One year before Lee beat Smith, though, he fell one point short. This enabled the United States to go unbeaten in preliminary-round play at the ’76 Olympics. More important is the fact that the U.S. team avoided a psychological scar four years after the Munich controversy in 1972. If the United States had lost this game, who knows how the rest of the 1976 Olympic tournament would have unfolded? This win in a non-elimination contest did set the table for Smith’s gold medal, which was also America’s gold medal in Montreal.
4 – 1968 ACC TOURNAMENT SEMIFINAL: NORTH CAROLINA 82, SOUTH CAROLINA 79 (OT)
In 1968, the ACC tournament had to be won in order for an ACC team to make its way to the big show in the NCAA tournament. North Carolina didn’t have too much of a problem in the quarterfinals or the final, but South Carolina took the Tar Heels to overtime in the semis. Had UNC lost this game, Dean Smith wouldn’t have reached his first national championship game a few weeks later.
3 – 1967 NCAA EAST REGIONAL SEMIFINAL: NORTH CAROLINA 78, PRINCETON 70 (OT)
The Tar Heels had not made the NCAA tournament since 1959. This was their return to the Big Dance, Smith’s first NCAA tournament game. The opposing coach: Butch van Breda Kolff, who guided Bill Bradley and Princeton to the Final Four in 1965. Princeton’s victory over Wichita State in the third-place game that year marked the Ivy League’s last win at the Final Four.

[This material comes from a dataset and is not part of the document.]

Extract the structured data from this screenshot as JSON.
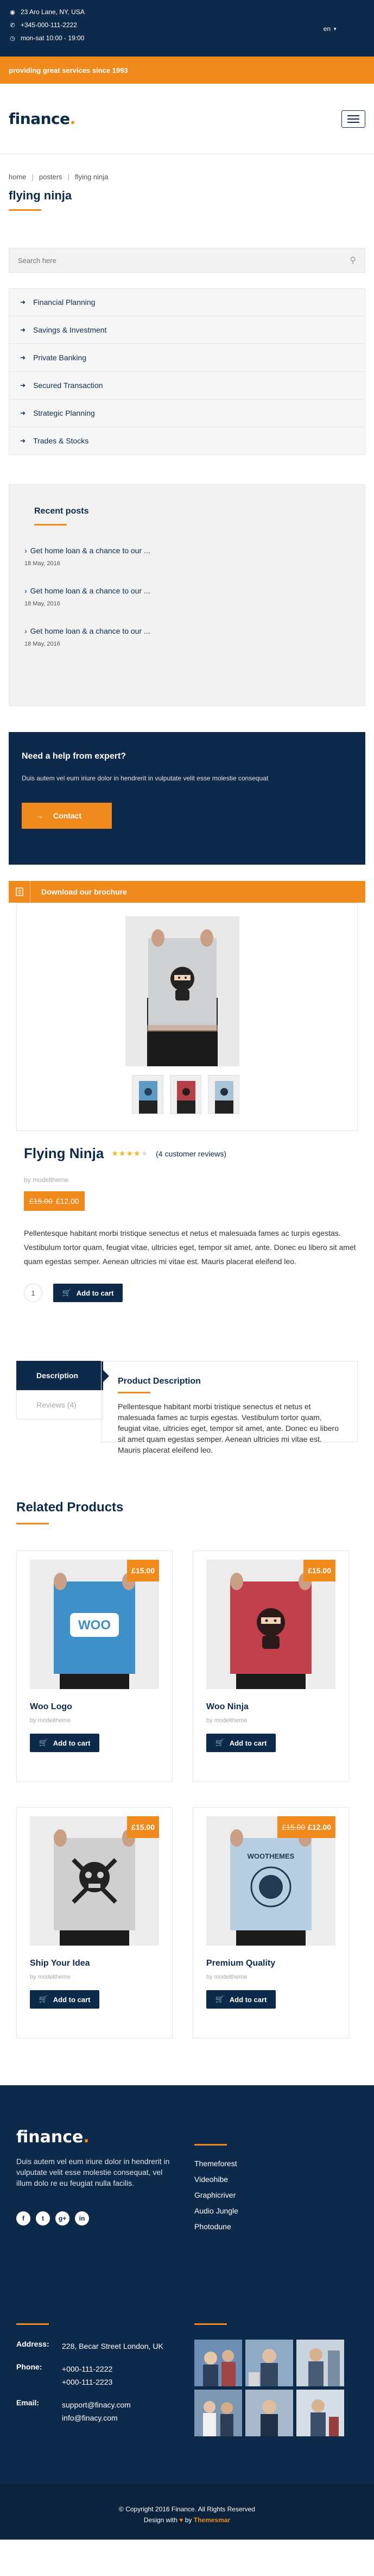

More about van Breda Kolff: This would become his last NCAA tournament appearance at Princeton before a jump to a very different world compared to the Ivies: the Los Angeles Lakers. Breda Kolff led the Lakers to the 1968 and 1969 NBA Finals, enabling him to remain one of only four men to reach a Final Four and the NBA Finals. The other three men? Larry Brown (the only man to win a national title and an NBA title as a head coach), Jack Ramsay, and Fred Schaus.
Speaking of reaching the Final Four: Smith moved within one win of his first Final Four by getting through this overtime test against Princeton. Without this escape, Smith couldn’t have notched that first trip to college basketball’s promised land a few days later with a victory over Boston College (coached by Bob Cousy) in the East Regional final.
2 – 1981 NCAA WEST REGIONAL SEMIFINAL: NORTH CAROLINA 61, UTAH 56
From 1976 through 1980, North Carolina had endured five painful NCAA exits — four in its opening NCAA tournament game, one in the 1977 final against Marquette, a loss which generated as much critical press toward Smith as any he suffered in his long tenure in Chapel Hill. Entering the 1981 NCAA Tournament, UNC and Smith felt the burden of the previous half-decade, like it or not.
What made this West Regional semifinal so daunting for the Tar Heels was that it was played in Salt Lake City against a very good Utah team, the No. 3 seed in the region. It would have been one thing if second-seeded North Carolina was playing an 11 or even a 6 seed in the Sweet 16, but this was a third seed in a road game.
Imagine, in the modern age of March Madness, a 2 seed having to play a Sweet 16 game on the 3 seed’s home floor. That’s what UNC had to do in 1981 against Utah. By surviving this game, North Carolina and Smith surmounted their toughest obstacle on the road to a Final Four appearance and a national runner-up finish. This 1981 season, along with the subsequent 1982 season, did so much to stitch together the Smith era at North Carolina.
Speaking of 1982…
1 – 1982 NCAA SECOND ROUND: NORTH CAROLINA 52, JAMES MADISON 50
Dean Smith’s first national championship found its crowning moment against Patrick Ewing, John Thompson, and Georgetown. It became possible because of a win over Clyde Drexler, Hakeem Olajuwon, and Houston’s other high-flying stars in the national semifinals.
However, if North Carolina had not clawed past Lou Campanelli’s James Madison Dukes in its 1982 tournament opener, Smith never would have been able to chase away his demons in New Orleans a few weeks later.